I have a brother - D. He is my big brother, by 2 1/2 years. We got along well as children - if my memory is correct - of course we bickered over the usual things (and I'm sure I did more than my fair share of initiating the bickering as that was my temperment back then.) But he was my big brother - I looked up to him - I wanted to be just like him, and do whatever it was he was doing.
Along about the time D hit puberty - he changed - and his life sort of became one of those 'afterschool special stories'. You know the kind, teenage boy thinks he's had enough of his horrible life, runs away with his girlfriend, gets said girlfriend pregnant (both at the age of 15), has child with girlfriend, drops out of school, makes his way through life.
Through all of the 'challenges' I tried to be close to him. I remember my brother being a kind and gentle soul as a kid. I know that kind and gentle person is in there .... somewhere ....
Fast forward a decade or two - I live my life as the 'good' child - graduate high school, college, go on to live in Europe for a while, move to S. Carolina, get married, get masters degree, have first child (after struggling with infertility) - and my brother is absent for most all of it. Sure, we could chalk it up to the distance - but that's just geography - and in today's technology-savvy world - a poor excuse.

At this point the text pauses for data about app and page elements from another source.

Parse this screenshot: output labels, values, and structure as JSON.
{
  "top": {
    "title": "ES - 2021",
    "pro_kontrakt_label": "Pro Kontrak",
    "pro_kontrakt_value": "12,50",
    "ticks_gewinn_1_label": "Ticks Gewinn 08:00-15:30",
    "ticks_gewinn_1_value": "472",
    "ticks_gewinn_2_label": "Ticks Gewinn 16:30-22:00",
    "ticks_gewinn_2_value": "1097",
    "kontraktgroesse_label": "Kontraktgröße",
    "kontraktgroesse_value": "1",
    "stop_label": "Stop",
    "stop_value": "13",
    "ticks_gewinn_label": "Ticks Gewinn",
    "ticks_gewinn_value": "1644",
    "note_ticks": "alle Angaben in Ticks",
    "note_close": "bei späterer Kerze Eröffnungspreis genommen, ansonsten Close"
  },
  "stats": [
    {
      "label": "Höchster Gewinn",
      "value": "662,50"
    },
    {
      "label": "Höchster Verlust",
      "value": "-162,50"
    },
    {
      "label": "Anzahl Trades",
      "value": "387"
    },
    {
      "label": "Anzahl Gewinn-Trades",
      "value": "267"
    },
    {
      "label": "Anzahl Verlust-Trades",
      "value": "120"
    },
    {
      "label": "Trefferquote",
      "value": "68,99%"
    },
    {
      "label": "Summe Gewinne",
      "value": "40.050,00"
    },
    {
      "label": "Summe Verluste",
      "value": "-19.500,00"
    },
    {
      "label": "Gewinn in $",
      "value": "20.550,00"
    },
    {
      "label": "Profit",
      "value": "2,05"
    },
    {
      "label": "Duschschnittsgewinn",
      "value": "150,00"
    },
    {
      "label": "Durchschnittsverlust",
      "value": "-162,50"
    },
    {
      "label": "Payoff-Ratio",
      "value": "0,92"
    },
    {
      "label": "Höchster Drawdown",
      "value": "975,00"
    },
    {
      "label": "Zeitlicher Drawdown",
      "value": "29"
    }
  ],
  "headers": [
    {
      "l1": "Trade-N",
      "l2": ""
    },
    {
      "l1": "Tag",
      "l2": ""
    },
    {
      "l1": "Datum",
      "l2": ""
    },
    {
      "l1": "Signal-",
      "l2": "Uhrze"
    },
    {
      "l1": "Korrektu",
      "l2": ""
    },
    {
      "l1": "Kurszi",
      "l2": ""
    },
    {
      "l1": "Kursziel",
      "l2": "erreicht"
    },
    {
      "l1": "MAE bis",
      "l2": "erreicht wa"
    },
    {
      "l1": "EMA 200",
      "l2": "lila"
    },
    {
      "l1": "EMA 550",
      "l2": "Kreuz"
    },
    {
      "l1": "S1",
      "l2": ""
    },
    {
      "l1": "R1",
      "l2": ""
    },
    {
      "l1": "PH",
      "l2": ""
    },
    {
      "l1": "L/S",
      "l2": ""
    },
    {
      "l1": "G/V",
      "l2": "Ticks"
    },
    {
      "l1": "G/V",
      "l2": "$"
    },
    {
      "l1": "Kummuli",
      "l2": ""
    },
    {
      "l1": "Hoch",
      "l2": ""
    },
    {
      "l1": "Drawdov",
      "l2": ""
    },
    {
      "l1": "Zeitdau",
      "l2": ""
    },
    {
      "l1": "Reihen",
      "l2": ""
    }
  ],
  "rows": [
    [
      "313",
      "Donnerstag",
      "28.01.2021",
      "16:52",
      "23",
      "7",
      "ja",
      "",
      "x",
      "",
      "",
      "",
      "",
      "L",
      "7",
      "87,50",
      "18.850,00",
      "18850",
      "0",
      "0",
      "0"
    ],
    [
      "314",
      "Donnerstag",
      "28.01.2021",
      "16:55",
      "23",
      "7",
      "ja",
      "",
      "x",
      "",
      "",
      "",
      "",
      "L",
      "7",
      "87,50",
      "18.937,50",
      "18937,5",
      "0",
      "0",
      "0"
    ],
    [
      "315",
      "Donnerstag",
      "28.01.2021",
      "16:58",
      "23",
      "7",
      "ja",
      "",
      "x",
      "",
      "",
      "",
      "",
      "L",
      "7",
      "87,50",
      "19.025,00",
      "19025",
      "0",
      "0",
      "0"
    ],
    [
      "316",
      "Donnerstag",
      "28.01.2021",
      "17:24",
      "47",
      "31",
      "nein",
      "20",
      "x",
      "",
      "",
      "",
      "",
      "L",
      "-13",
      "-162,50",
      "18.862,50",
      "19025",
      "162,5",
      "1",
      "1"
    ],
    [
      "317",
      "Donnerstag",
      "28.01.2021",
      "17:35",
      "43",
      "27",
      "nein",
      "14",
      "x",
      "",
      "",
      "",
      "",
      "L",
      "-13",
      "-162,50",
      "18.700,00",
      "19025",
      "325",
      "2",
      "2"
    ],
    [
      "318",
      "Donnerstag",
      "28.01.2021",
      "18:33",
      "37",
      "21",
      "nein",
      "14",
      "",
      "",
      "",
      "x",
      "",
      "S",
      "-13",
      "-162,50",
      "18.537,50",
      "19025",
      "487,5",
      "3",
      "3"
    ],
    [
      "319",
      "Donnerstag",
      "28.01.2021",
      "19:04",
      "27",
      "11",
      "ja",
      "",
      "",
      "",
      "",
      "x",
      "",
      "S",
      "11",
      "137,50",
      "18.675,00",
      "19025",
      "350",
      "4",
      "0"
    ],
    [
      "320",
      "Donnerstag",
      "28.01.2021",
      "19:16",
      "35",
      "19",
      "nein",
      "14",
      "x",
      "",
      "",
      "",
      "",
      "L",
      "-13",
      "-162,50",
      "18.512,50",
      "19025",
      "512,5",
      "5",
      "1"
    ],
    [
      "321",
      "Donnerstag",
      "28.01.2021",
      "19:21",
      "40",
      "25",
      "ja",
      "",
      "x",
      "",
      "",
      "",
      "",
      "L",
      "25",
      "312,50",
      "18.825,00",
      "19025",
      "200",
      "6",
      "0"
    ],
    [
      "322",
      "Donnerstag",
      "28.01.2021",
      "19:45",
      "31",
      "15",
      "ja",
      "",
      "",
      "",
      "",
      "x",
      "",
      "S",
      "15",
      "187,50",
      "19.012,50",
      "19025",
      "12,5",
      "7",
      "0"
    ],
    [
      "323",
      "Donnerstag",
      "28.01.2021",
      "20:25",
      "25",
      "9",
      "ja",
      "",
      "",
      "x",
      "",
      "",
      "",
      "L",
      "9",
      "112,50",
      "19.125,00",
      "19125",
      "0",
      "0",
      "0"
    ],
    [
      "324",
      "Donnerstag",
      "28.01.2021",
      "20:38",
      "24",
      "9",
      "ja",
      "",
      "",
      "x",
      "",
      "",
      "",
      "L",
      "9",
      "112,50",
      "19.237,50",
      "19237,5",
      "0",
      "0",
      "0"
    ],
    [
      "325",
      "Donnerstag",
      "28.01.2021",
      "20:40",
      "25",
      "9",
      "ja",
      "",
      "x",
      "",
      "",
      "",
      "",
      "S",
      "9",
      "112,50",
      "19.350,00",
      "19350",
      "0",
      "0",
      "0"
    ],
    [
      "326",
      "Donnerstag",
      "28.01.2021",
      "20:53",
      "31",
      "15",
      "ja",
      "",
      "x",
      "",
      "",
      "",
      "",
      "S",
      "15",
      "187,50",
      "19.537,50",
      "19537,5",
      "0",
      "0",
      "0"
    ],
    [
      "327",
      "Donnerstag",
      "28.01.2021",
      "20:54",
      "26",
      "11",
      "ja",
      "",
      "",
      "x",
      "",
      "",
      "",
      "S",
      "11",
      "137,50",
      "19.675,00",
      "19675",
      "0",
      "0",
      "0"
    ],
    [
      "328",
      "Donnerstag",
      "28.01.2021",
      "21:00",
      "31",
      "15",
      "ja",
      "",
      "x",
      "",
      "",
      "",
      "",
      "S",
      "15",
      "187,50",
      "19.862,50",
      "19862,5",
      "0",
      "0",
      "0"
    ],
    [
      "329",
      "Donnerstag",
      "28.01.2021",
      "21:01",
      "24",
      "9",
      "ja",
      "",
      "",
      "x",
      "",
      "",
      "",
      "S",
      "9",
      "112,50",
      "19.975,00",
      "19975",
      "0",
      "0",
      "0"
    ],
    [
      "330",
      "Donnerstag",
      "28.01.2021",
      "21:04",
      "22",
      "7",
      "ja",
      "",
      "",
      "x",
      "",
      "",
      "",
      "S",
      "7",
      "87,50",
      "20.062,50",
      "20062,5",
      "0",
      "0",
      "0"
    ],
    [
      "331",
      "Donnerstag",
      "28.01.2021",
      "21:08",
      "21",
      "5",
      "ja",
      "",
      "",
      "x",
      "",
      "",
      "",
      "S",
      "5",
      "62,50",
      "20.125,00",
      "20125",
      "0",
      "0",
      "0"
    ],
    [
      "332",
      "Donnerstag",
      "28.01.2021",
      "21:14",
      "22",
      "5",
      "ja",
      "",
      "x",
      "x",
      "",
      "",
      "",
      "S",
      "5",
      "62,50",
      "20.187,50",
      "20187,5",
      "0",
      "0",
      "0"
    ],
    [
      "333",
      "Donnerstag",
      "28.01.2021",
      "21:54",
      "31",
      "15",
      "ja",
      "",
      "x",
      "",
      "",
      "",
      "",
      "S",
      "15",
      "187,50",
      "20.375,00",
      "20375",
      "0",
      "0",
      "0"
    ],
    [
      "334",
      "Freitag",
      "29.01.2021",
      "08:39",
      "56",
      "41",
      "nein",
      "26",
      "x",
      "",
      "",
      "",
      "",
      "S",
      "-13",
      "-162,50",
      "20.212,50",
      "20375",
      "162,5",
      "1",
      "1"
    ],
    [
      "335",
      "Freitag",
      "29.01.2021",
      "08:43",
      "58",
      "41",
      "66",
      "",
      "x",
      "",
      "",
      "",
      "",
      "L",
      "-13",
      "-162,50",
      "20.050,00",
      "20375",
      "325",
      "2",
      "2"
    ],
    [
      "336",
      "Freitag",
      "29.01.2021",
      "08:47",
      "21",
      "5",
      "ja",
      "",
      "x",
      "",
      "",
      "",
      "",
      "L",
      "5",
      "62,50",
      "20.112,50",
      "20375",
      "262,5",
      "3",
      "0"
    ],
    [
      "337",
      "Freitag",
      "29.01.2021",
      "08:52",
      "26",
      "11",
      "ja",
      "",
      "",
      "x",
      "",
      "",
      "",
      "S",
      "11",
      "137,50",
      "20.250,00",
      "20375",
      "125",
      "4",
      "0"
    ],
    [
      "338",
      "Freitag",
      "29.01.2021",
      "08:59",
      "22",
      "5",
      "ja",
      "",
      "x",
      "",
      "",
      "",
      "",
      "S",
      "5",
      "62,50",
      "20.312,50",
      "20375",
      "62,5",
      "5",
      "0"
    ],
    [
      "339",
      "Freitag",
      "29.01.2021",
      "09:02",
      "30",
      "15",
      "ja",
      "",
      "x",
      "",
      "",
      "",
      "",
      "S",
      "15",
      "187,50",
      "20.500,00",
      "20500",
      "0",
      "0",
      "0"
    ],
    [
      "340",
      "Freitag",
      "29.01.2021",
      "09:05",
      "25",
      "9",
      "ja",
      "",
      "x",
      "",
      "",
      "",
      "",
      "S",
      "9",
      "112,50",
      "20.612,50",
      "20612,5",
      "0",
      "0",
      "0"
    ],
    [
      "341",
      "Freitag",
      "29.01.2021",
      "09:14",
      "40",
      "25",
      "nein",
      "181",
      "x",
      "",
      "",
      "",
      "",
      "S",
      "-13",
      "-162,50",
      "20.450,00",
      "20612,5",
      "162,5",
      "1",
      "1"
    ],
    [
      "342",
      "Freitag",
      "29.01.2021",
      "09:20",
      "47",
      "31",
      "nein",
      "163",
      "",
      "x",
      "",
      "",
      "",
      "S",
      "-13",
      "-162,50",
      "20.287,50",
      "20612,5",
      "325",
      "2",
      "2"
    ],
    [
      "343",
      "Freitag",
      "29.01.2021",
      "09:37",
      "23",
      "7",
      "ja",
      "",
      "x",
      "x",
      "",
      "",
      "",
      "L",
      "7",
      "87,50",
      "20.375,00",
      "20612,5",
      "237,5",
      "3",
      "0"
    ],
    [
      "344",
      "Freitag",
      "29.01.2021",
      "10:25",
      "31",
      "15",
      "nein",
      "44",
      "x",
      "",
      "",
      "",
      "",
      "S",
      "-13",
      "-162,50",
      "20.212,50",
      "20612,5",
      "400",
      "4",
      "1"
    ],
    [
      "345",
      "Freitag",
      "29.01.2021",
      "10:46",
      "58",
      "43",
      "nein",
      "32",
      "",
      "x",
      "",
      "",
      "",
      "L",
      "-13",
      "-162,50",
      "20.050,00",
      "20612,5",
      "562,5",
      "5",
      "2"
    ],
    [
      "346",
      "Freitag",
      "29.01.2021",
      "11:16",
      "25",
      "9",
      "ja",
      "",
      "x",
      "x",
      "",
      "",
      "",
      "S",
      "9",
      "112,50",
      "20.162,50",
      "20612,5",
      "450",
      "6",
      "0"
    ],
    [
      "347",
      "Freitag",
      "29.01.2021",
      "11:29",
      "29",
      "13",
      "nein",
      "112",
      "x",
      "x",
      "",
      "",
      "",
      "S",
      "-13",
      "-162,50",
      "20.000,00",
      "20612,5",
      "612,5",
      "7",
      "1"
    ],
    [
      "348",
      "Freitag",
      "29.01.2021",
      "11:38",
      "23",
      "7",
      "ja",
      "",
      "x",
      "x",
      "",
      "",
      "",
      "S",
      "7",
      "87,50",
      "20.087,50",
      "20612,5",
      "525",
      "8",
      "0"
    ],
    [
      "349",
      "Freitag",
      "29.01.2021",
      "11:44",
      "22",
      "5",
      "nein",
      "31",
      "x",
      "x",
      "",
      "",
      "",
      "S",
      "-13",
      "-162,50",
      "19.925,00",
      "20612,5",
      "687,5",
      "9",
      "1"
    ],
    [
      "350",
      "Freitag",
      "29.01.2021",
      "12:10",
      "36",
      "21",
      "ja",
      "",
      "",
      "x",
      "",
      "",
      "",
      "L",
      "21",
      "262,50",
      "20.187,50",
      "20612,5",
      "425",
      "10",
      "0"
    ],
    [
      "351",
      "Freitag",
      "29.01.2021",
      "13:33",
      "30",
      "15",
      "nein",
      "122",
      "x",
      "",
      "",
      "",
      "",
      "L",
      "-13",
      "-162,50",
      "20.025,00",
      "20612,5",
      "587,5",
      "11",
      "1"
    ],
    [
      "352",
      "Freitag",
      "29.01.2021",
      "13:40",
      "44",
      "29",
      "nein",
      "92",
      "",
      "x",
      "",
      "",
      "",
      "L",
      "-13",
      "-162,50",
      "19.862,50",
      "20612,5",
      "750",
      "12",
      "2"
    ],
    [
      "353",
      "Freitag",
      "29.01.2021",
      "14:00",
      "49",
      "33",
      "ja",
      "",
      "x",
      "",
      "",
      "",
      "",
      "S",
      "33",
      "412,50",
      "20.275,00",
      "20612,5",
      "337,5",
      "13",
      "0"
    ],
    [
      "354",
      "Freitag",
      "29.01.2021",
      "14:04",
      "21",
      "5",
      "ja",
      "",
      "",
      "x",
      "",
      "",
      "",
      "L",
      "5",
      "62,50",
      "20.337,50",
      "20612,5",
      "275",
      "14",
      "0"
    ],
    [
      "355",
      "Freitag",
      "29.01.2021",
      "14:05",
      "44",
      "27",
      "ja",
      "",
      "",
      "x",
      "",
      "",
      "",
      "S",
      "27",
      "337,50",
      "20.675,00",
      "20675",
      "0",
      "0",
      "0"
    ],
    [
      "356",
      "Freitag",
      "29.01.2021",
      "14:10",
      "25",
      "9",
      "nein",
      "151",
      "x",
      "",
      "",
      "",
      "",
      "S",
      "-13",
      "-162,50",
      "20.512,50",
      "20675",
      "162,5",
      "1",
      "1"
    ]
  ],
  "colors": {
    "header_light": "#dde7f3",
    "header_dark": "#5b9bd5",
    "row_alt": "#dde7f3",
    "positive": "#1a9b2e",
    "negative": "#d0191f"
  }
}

I try to reach out to D - to include him in my life - but he's distant - wrapped up in his own world. I have to believe that it's not intentional - his distance - but it's hard when the big brother I grew up with seems to have more time for his business or his girlfriend, or his girlfriend's family than his own.
So then our dad gets sick with cancer - really sick. From the time of intial diagnosis of stage four colon cancer/optic melanoma to the time of his death was a mere nine months. I used that time to try to be closer to our dad. I called him - and he called me quite often - following doctor visits and treatments. I listened to him cry - I heard his fears - I shared his sorrow.
D checked out. I think it was his self-preservation method - he didn't know how to deal with our dad dying. No one ever talked about the possibilty that dad may die - not even dad. The big C was always discussed as something he'd beat, or something he was fighting hard against, with everything he had. We never entertained the notion that he might not make it. I don't begrudge my brother's behavior, I mean, we all deal with things in different ways, right? How I may choose to handle serious illness (by hearing all the facts, and participating fully) may not be how another handles it.
I get that, I really do. What I don't get is the complete abandonment. Up until my dad's death, he always asked me 'have you heard from your brother?' I tried in vain to 'cover' for D - came up with excuses - and hoped that our dad didn't know - but it was a terrible position to be in. I hated lying to dad - I hated D not calling him - I hated knowing the discrepancy between the two.
After dad died, D rushed into the scene like the prodigal son. He rushed to my dad's wife's side - full of compassion, trying to help with funeral arrangements, calling people - whatever. I was pushed aside. I was even told, that after my husband and 10 month old A had paid out the a$$ for airline tickets to travel from S. Carolina to be with dad as he died, we couldn't stay at dad's house - because having a baby in the house was too much for my dad's wife. Yeah - you read that right - so we holed up in a crappy hotel near to the hospital in Tacoma, while D stayed with dad's wife in their home.
My husband D told me that I needed to be the better person - to just let my brother try to make up for lost time in whatever way he needed to. And I did. I sat silently by as he portrayed himself to be this great son - while I was discounted as the daughter who moved far away and wasn't a part of my dad's life at all. It hurt. It hurt like hell. It was the farthest thing from the truth. But I kept my mouth shut. I knew then, and I know now what the truth was. It shouldn't matter what other people (like my dad's friends) thought. But that screaming little sister deep inside wanted desperately to show her sassy self - and loudly voice the truth.
I think I still have teeth marks on my tongue from that August in 2005.
So you might think that following the tragedy that was my father's death would be a wake-up call of sorts for my big brother - that he might want/try/need to be closer to his family, or me specifically as his little sister. I erroneously thought that we would walk the path of grief together, cling to one another as we moved forward in our lives without our father.
Nope. More deafening silence. Not just for me - but for our mom and step dad as well (all the while my brother keeps in close contact with my dad's widow.) Go figure.
So then tragedy strikes again for us two adult children, when my mom's brain hemorrhages. Again, we go through the same routine. D checks out. He can't handle it. I know it's horrific to see our mom like she is - but she's still our mom. She's still the woman who wanted us, who prayed for us, who carried us in her womb, who brought us to life. She is still the woman who loved us desperately. She's still there - just not the same as she was before April 10, 2007. She still loves us - I'm sure of it - and still needs us.
And, again, I'm asked from family and friends across the continent who call to check in on us, to see how mom is doing "have you heard from your brother?"
No. And I'm not my brother's keeper.